Ciò che quelle analisi non mi hanno detto è che lei avrebbe fatto facce buffe, ballato come una matta sentendo la Fresh Beat Band. Che ama cantare. E nuotare. E fare ginnastica e riempire tutti i mobili della mia cucina. Ciò che non mi hanno detto è “lo scopo”, quello che voleva dire per me, la nostra famiglia, i nostri amici. Ripenso a quei primi giorni e ricordo la sensazione di brama di normalità. Non volevo sentire come la mia vita sarebbe stata cambiata per sempre in un modo così grande e che io avrei imparato ad accettarla. Volevo solo che la vita fosse come quella di prima, routinaria, “normale”. Torneranno mai normali le cose? Pensavo. E poi un giorno – presto – lo sono diventate. Solo che non erano più come prima. Erano meglio. Improvvisamente i fatti pesanti e le paure sono svaniti. Perché invece di conoscere la diagnosi, avevo cominciato a conoscere lei. E così sarà per te. Grazie alla sua vita ora ho una prospettiva unica, in cui vedo il meglio dello spirito umano – e non solo del suo spirito (anche se lei è davvero molto vivace!), ma di tutti gli altri. In un mondo dove è facile vedere gli stranieri con occhi scettici, ho visto un’effusione di amore e di compassione che la circonda. Ho incontrato persone che altrimenti non avrei conosciuto. Ho incontrato estranei che mi hanno fermato per strada solo per dirmi quanto è bella. Il mondo può sembrare un luogo spaventoso per ogni bambino, in particolare per quelli con una disabilità. Ma ho incontrato così tante persone che vogliono solo amarla. Non posso dirti le sfide che il vostro prezioso figlio dovrà affrontare, come non posso dirlo di nessun altro figlio che avrai, con “bisogni speciali” o meno. Un aspetto della vita del tuo bambino è appena stato rilevato dalla tecnologia medica prenatale. Ma i test prenatali non posso dirti chi è il tuo bambino, non più di quanto può farlo un’ecografia in bianco e nero.

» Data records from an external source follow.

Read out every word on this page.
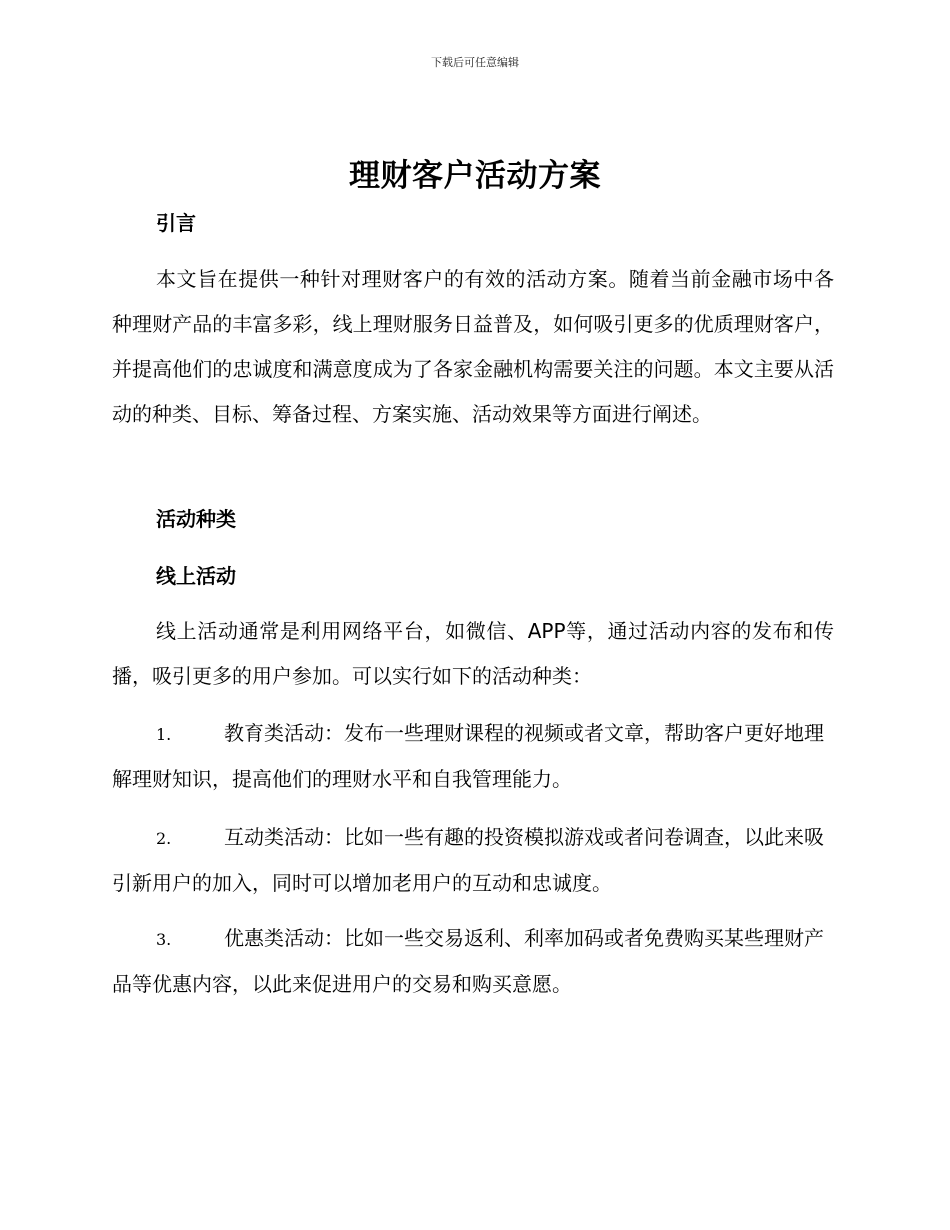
下载后可任意编辑
理财客户活动方案
引言
本文旨在提供一种针对理财客户的有效的活动方案。随着当前金融市场中各种理财产品的丰富多彩，线上理财服务日益普及，如何吸引更多的优质理财客户，并提高他们的忠诚度和满意度成为了各家金融机构需要关注的问题。本文主要从活动的种类、目标、筹备过程、方案实施、活动效果等方面进行阐述。
活动种类
线上活动
线上活动通常是利用网络平台，如微信、APP等，通过活动内容的发布和传播，吸引更多的用户参加。可以实行如下的活动种类：
1.	教育类活动：发布一些理财课程的视频或者文章，帮助客户更好地理解理财知识，提高他们的理财水平和自我管理能力。
2.	互动类活动：比如一些有趣的投资模拟游戏或者问卷调查，以此来吸引新用户的加入，同时可以增加老用户的互动和忠诚度。
3.	优惠类活动：比如一些交易返利、利率加码或者免费购买某些理财产品等优惠内容，以此来促进用户的交易和购买意愿。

Quando Kate aveva solo pochi mesi, sono andata al Target a fare la spesa. In coda, quel giorno, ho incontrato la mamma di un uomo di 19 anni con la sindrome di Down. E quando gli ho detto che anche mia figlia aveva la sindrome di Down, i suoi occhi si sono inteneriti e mi ha guardato con un sorriso caloroso. Era come se fossimo entrambe parte di una confraternita segreta e lei era un vecchio membro. Mi ha fatto alcune domande e prima di andarsene ha detto piano le parole che io ti passo qui: «Benvenuta nel tuo bel viaggio».